Databases and spreadsheets require metadata and documentation at a number of levels to ensure that they can be preserved and reused reliably. The following elements should be recorded and stored with the dataset
|Name of database/spreadsheet file|
|Name of worksheet/table|
|Purpose of worksheet/table|
|Number of rows of data|
|Primary keys (database only)|
|Foreign keys (database only)|
Repeat the following section for each column/field within your spreadsheet/database:
|Field Name||Name of database field or spreadsheet column.|
|Field Description||Full description of fields and codes or terminology used. Alternatively, codes used within a dataset can be supplied as a separate document.|
|Data type and field length (database only)|
The elements above essentially make up the 'data dictionary' commonly associated with databases.
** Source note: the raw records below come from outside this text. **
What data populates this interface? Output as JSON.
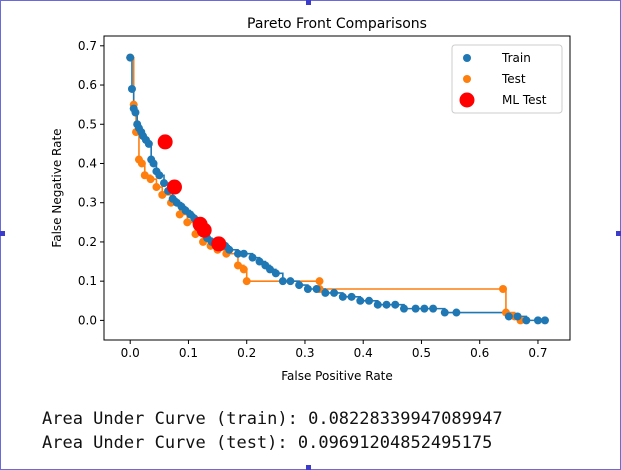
{
  "chart_data": {
    "type": "scatter",
    "title": "Pareto Front Comparisons",
    "xlabel": "False Positive Rate",
    "ylabel": "False Negative Rate",
    "xlim": [
      -0.045,
      0.755
    ],
    "ylim": [
      -0.05,
      0.725
    ],
    "xticks": [
      "0.0",
      "0.1",
      "0.2",
      "0.3",
      "0.4",
      "0.5",
      "0.6",
      "0.7"
    ],
    "yticks": [
      "0.0",
      "0.1",
      "0.2",
      "0.3",
      "0.4",
      "0.5",
      "0.6",
      "0.7"
    ],
    "legend_position": "top-right",
    "grid": false,
    "series": [
      {
        "name": "Train",
        "color": "#1f77b4",
        "marker": "circle",
        "step_line": true,
        "points": [
          [
            0.0,
            0.67
          ],
          [
            0.003,
            0.59
          ],
          [
            0.006,
            0.54
          ],
          [
            0.009,
            0.53
          ],
          [
            0.012,
            0.5
          ],
          [
            0.015,
            0.49
          ],
          [
            0.019,
            0.48
          ],
          [
            0.022,
            0.47
          ],
          [
            0.027,
            0.46
          ],
          [
            0.032,
            0.45
          ],
          [
            0.036,
            0.41
          ],
          [
            0.04,
            0.4
          ],
          [
            0.045,
            0.38
          ],
          [
            0.05,
            0.37
          ],
          [
            0.058,
            0.35
          ],
          [
            0.065,
            0.33
          ],
          [
            0.073,
            0.31
          ],
          [
            0.08,
            0.3
          ],
          [
            0.088,
            0.29
          ],
          [
            0.095,
            0.28
          ],
          [
            0.103,
            0.27
          ],
          [
            0.11,
            0.26
          ],
          [
            0.118,
            0.25
          ],
          [
            0.125,
            0.23
          ],
          [
            0.132,
            0.21
          ],
          [
            0.14,
            0.2
          ],
          [
            0.148,
            0.2
          ],
          [
            0.155,
            0.19
          ],
          [
            0.163,
            0.19
          ],
          [
            0.17,
            0.18
          ],
          [
            0.185,
            0.17
          ],
          [
            0.195,
            0.17
          ],
          [
            0.21,
            0.16
          ],
          [
            0.222,
            0.15
          ],
          [
            0.232,
            0.14
          ],
          [
            0.24,
            0.13
          ],
          [
            0.25,
            0.12
          ],
          [
            0.262,
            0.1
          ],
          [
            0.275,
            0.1
          ],
          [
            0.29,
            0.09
          ],
          [
            0.305,
            0.08
          ],
          [
            0.32,
            0.08
          ],
          [
            0.335,
            0.07
          ],
          [
            0.35,
            0.07
          ],
          [
            0.365,
            0.06
          ],
          [
            0.38,
            0.06
          ],
          [
            0.395,
            0.05
          ],
          [
            0.41,
            0.05
          ],
          [
            0.425,
            0.04
          ],
          [
            0.44,
            0.04
          ],
          [
            0.455,
            0.04
          ],
          [
            0.47,
            0.03
          ],
          [
            0.49,
            0.03
          ],
          [
            0.505,
            0.03
          ],
          [
            0.52,
            0.03
          ],
          [
            0.54,
            0.02
          ],
          [
            0.56,
            0.02
          ],
          [
            0.65,
            0.01
          ],
          [
            0.665,
            0.01
          ],
          [
            0.68,
            0.0
          ],
          [
            0.7,
            0.0
          ],
          [
            0.712,
            0.0
          ]
        ]
      },
      {
        "name": "Test",
        "color": "#ff7f0e",
        "marker": "circle",
        "step_line": true,
        "points": [
          [
            0.0,
            0.67
          ],
          [
            0.006,
            0.55
          ],
          [
            0.01,
            0.48
          ],
          [
            0.015,
            0.41
          ],
          [
            0.02,
            0.4
          ],
          [
            0.025,
            0.37
          ],
          [
            0.035,
            0.36
          ],
          [
            0.045,
            0.34
          ],
          [
            0.055,
            0.32
          ],
          [
            0.07,
            0.3
          ],
          [
            0.085,
            0.27
          ],
          [
            0.098,
            0.25
          ],
          [
            0.112,
            0.22
          ],
          [
            0.125,
            0.2
          ],
          [
            0.138,
            0.19
          ],
          [
            0.15,
            0.18
          ],
          [
            0.165,
            0.17
          ],
          [
            0.185,
            0.14
          ],
          [
            0.195,
            0.13
          ],
          [
            0.2,
            0.1
          ],
          [
            0.325,
            0.1
          ],
          [
            0.325,
            0.08
          ],
          [
            0.64,
            0.08
          ],
          [
            0.645,
            0.02
          ],
          [
            0.66,
            0.01
          ],
          [
            0.67,
            0.0
          ]
        ]
      },
      {
        "name": "ML Test",
        "color": "#ff0000",
        "marker": "large-circle",
        "step_line": false,
        "points": [
          [
            0.06,
            0.455
          ],
          [
            0.076,
            0.34
          ],
          [
            0.12,
            0.245
          ],
          [
            0.127,
            0.23
          ],
          [
            0.152,
            0.195
          ]
        ]
      }
    ]
  },
  "auc": {
    "train": "Area Under Curve (train): 0.08228339947089947",
    "test": "Area Under Curve (test): 0.09691204852495175"
  }
}
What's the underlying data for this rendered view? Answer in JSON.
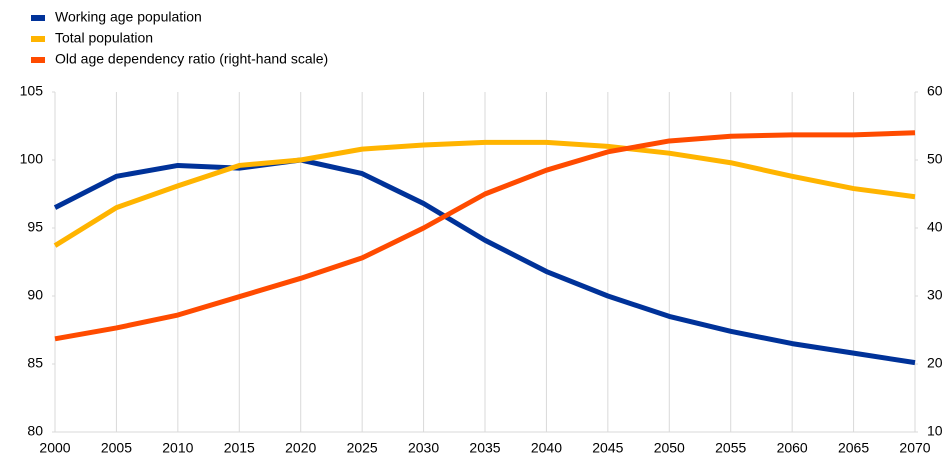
{
  "chart_data": {
    "type": "line",
    "x": [
      2000,
      2005,
      2010,
      2015,
      2020,
      2025,
      2030,
      2035,
      2040,
      2045,
      2050,
      2055,
      2060,
      2065,
      2070
    ],
    "xlim": [
      2000,
      2070
    ],
    "xticks": [
      2000,
      2005,
      2010,
      2015,
      2020,
      2025,
      2030,
      2035,
      2040,
      2045,
      2050,
      2055,
      2060,
      2065,
      2070
    ],
    "ylim": [
      80,
      105
    ],
    "yticks": [
      80,
      85,
      90,
      95,
      100,
      105
    ],
    "y2lim": [
      10,
      60
    ],
    "y2ticks": [
      10,
      20,
      30,
      40,
      50,
      60
    ],
    "grid": "x",
    "legend": "top-left",
    "series": [
      {
        "name": "Working age population",
        "color": "#003299",
        "values": [
          96.5,
          98.8,
          99.6,
          99.4,
          100,
          99.0,
          96.8,
          94.1,
          91.8,
          90.0,
          88.5,
          87.4,
          86.5,
          85.8,
          85.1
        ]
      },
      {
        "name": "Total population",
        "color": "#ffb400",
        "values": [
          93.7,
          96.5,
          98.1,
          99.6,
          100,
          100.8,
          101.1,
          101.3,
          101.3,
          101.0,
          100.5,
          99.8,
          98.8,
          97.9,
          97.3
        ]
      },
      {
        "name": "Old age dependency ratio (right-hand scale)",
        "color": "#ff4b00",
        "axis": "y2",
        "values": [
          23.7,
          25.3,
          27.2,
          29.9,
          32.6,
          35.6,
          40.0,
          45.0,
          48.5,
          51.2,
          52.8,
          53.5,
          53.7,
          53.7,
          54.0
        ]
      }
    ]
  }
}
In addition, for databases in particular, it is also necessary to describe the relationships between tables either in words or by the inclusion of an entity relationship diagram.
Documentation can also include any extra features in the spreadsheet or database that require preservation, for example, formulae, queries, macros, and comments. These can generally be stored alongside the data as text files.
Although the relationships between files should be clear from the filenames, it is useful to store exported tables or worksheets together under a single directory. Any exported images or documentation can then be stored in sub directories within this structure.